Along with SwiftUI, I adopted Combine, Apple’s answer to reactive programming. Apple had embraced MVC for a long time, so Combine was a major paradigm shift. I did not have to write much code here because SwiftUI took care of a lot of basic plumbing on the UI level for developers. View controllers were gone. Classes remained but updated to manage observable properties.

Adopting SwiftUI & Combine means CT2 can only be run on devices with iOS 13 or higher. Apologies to owners of devices still on older iOS.

Another major change was using third-party SQLite driver instead of Core Data. My main issue with Core Data on the original Cinema Trivia was access to the database. Core Data wants to “hide” it, even from developers, which is not practical in my use case (read-only, easy to update). I got it working in the original app by figuring out where it was created and how to manually update it. I was kind of bending the best practice rule and wanted to avoid that trouble this time around. In CT2, I adopted SQLite.swift, a third-party driver that supports Swift and Apple Package Manager (APM). The experience was very pleasant. XCode imported the package without any issue. Writing Swift code to access the database and retrieve information was fairly easy and straight forward. Sorry, Core Data.

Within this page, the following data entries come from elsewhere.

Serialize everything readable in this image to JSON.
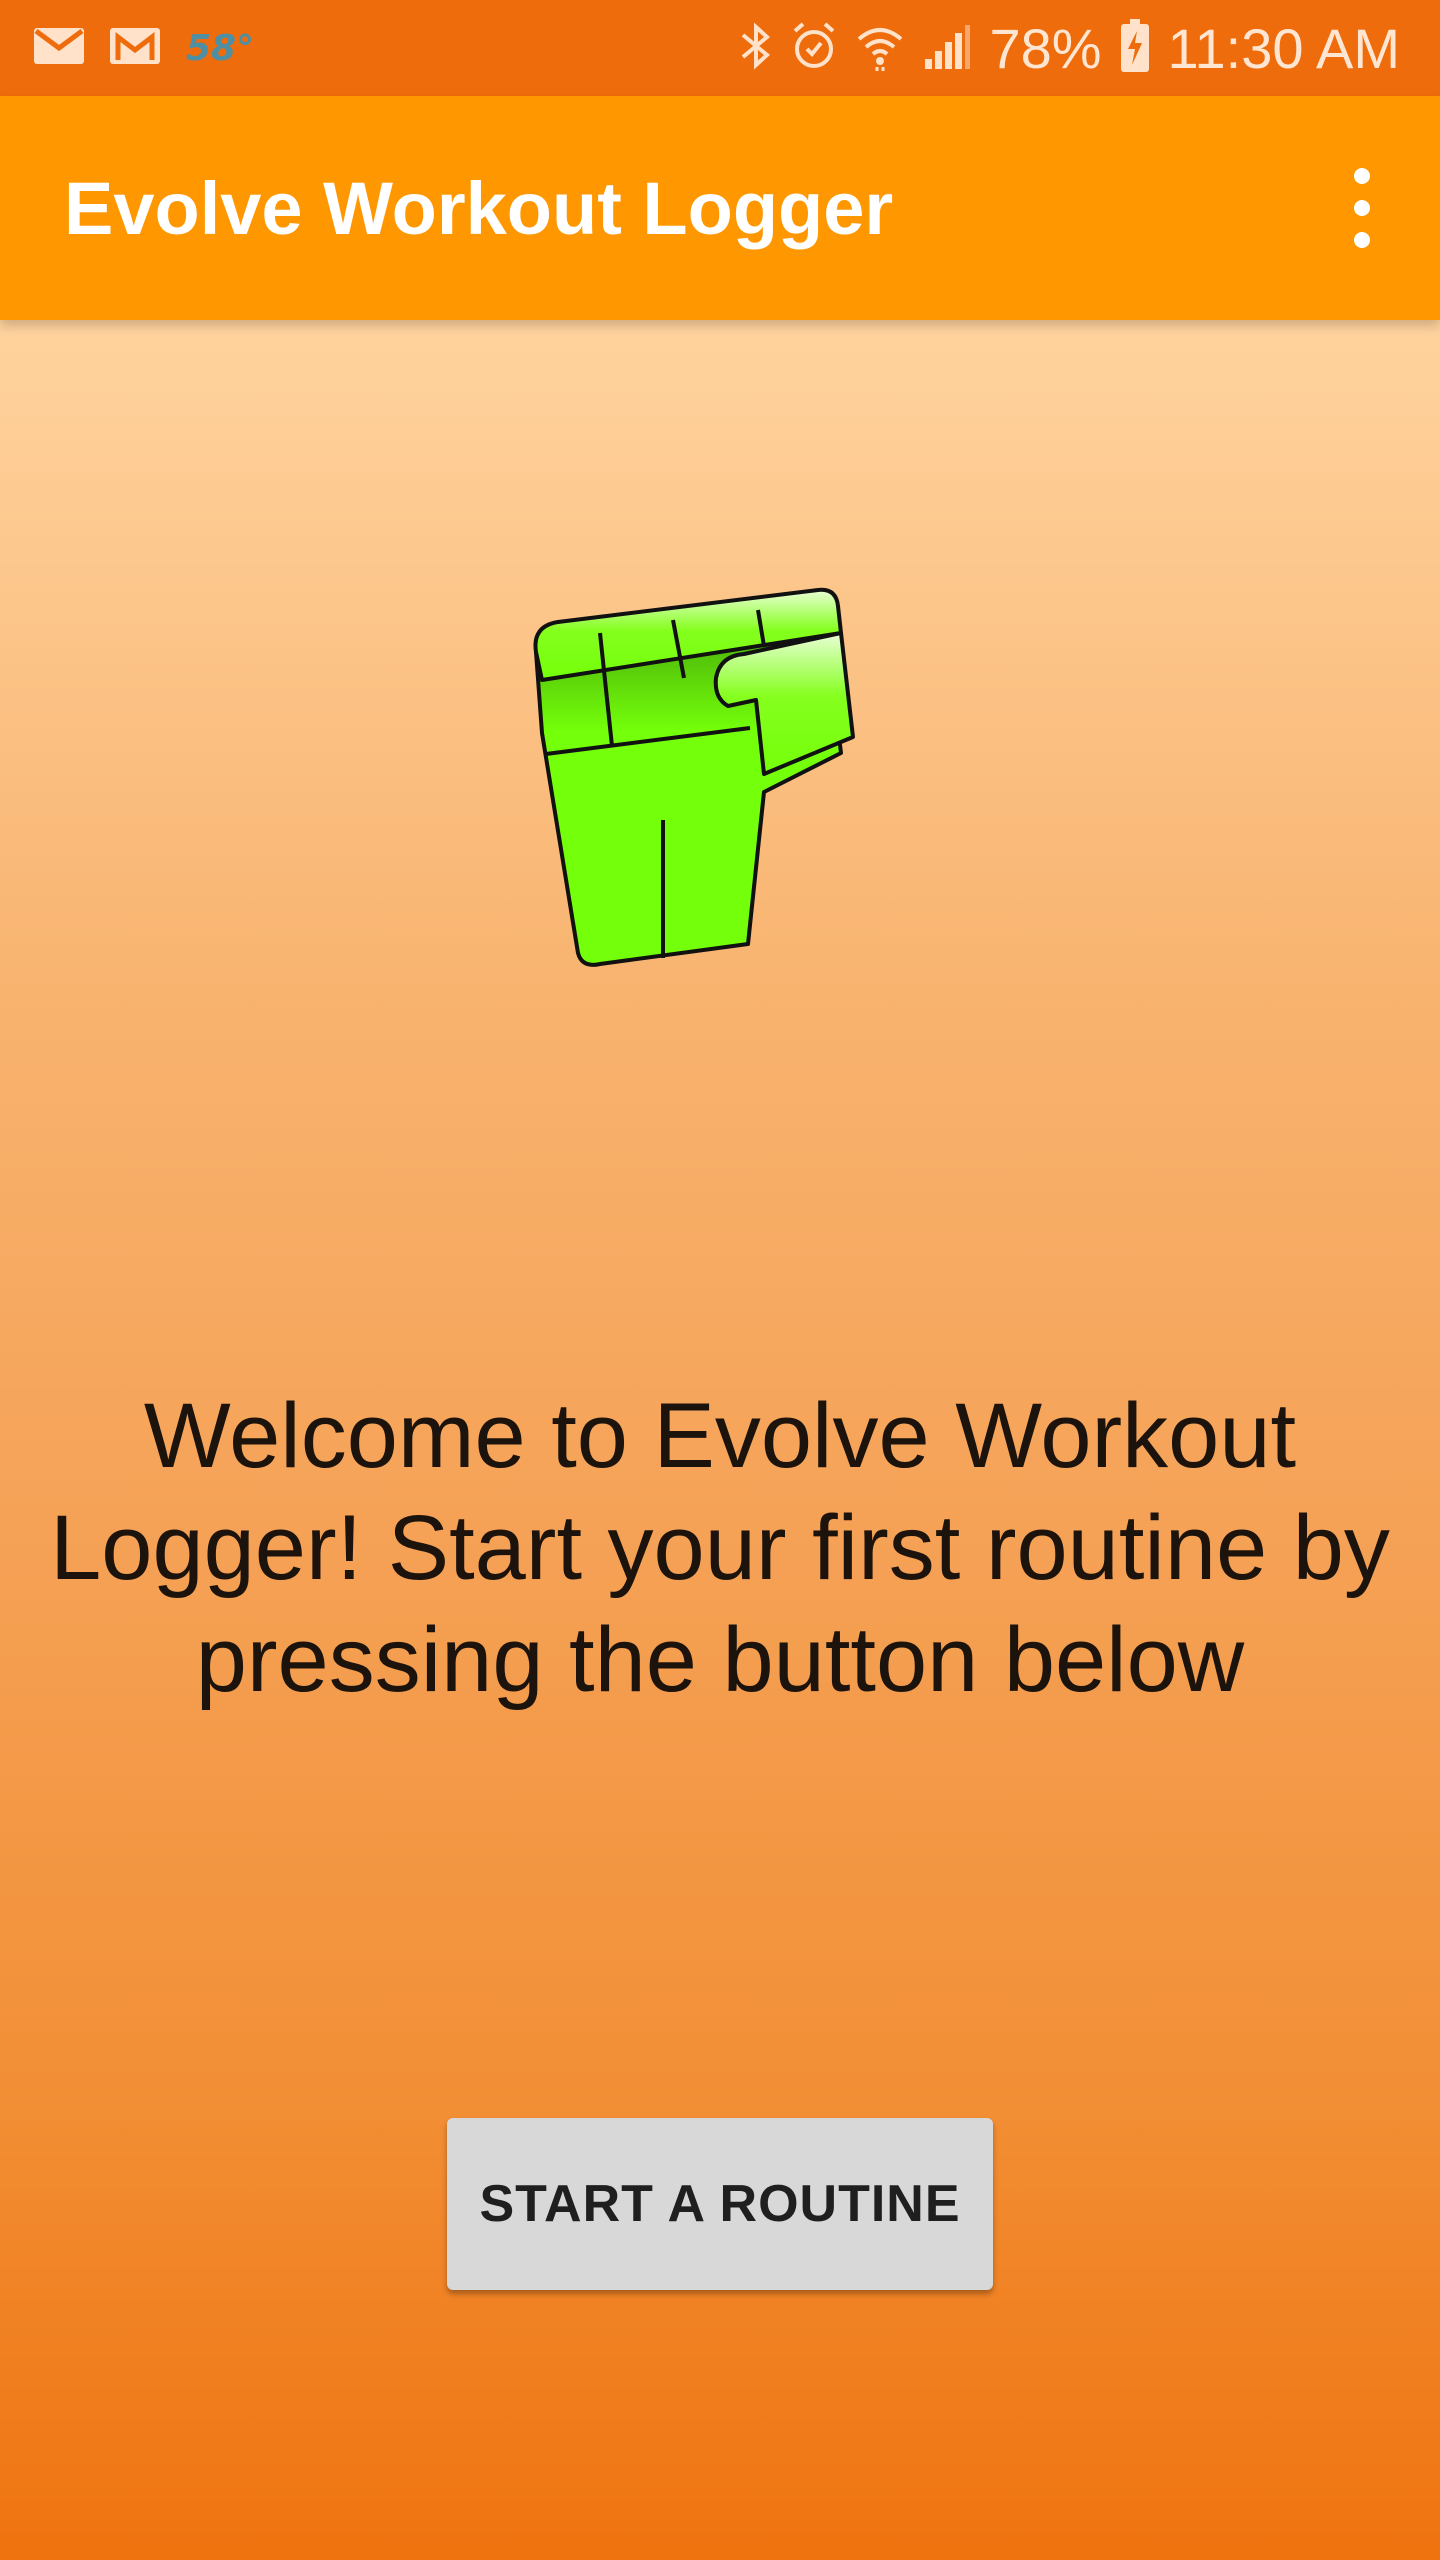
{
  "status_bar": {
    "weather": "58°",
    "battery": "78%",
    "time": "11:30 AM",
    "icons_left": [
      "email-icon",
      "gmail-icon"
    ],
    "icons_right": [
      "bluetooth-icon",
      "alarm-icon",
      "wifi-icon",
      "signal-icon",
      "battery-charging-icon"
    ]
  },
  "app_bar": {
    "title": "Evolve Workout Logger",
    "menu_icon": "more-vert-icon"
  },
  "main": {
    "logo_icon": "fist-icon",
    "welcome_text": "Welcome to Evolve Workout Logger! Start your first routine by pressing the button below",
    "start_button_label": "START A ROUTINE"
  },
  "colors": {
    "status_bar": "#ee6c0c",
    "app_bar": "#ff9700",
    "background_top": "#ffd39e",
    "background_bottom": "#ef730f",
    "logo_green": "#74ff0a",
    "button": "#d8d8d8"
  }
}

Using third-party SQLite driver also opens the door on porting CT2 to Android. Core Data is definitely not a showstopper here, but I cannot re-use its code in Android if I adopt it. I know there is Realm, but I really do not need an ORM here.

Another third-party package I adopted in CT2 development was DeviceKit. Since CT2 is mainly a text app, I want to display the characters as large as possible without looking obnoxious. It would also be easy on the eyes as well. One issue I had during development was fitting all the characters on small screen devices (<= 4.7″). Long titles often got truncated on small screen devices, so I had to use smaller fonts on such devices. That was where DeviceKit come in. While I could have written similar code without using third-party package, DeviceKit made it cleaner and helped out SwiftUI in the process.

While the development took quite some time with plenty of obstacles and frustrations in the beginning, the overall experience was educational and refreshing. Onto the next project.